The trace
Durable state, verification, and observability — one artifact. Module: regista/trace/.
Every session writes a JSONL trace: one JSON event per line, append-only, flushed per event (a crash loses at most the event being written). The trace is the durable state: it holds the full history, so resuming a session is just replaying its trace and continuing.
The envelope and the events
{"schema_version": 1, "session_id": "01J...", "seq": 17, "ts": "2026-07-02T18:04:11Z", "type": "tool.call", ...}
seq is the replay ordering key; ts is informational only. Event types:
session.start (task, rendered instructions, model, tool schemas, policy, context config),
llm.request (+ request_hash), llm.response (the full normalized response — the
replay payload), tool.call, permission.decision, tool.result,
context.compaction, error, session.end.
The schema is versioned; any change requires a SCHEMA_VERSION bump and a migration note.

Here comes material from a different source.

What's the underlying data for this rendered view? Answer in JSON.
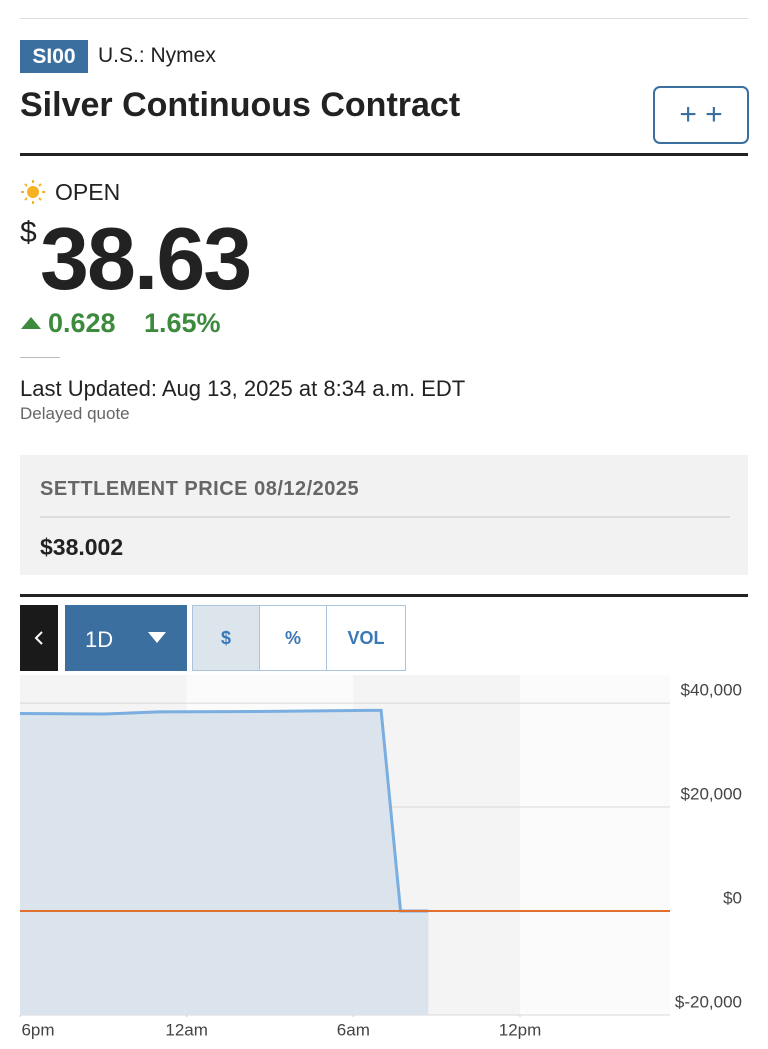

Readers reject traces newer than they understand.
Reading traces
from regista.trace.reader import Trace
trace = Trace.load(result.trace_path)
trace.summary() # session_id, task, turns, tool_calls, cost, stop_reason
trace.llm_calls() # (LlmRequest, LlmResponse) pairs in order — the replay index
trace.tool_results() # tool_use_id -> ToolResult, for stubbed-tool replay
OpenTelemetry export
trace/otel.py builds a span tree from a recorded trace post-hoc — session → turn →
llm/tool spans, with the recorded timestamps and gen_ai.* attributes:
from regista.trace.otel import export_trace
export_trace(Trace.load(result.trace_path)) # to the global tracer provider
Exporting yesterday's session (or a $0 replay of it) paints the same picture in Jaeger or
Grafana as a live run would have. One log; no second instrumentation path to drift.
Requires the otel extra: pip install "regista-harness[otel]".
The rule
If a behavior isn't in the trace, it's a bug. Every subsystem writes to the trace; replay, resume, and OTel export are consumers of it. This is the contract that makes deterministic replay possible.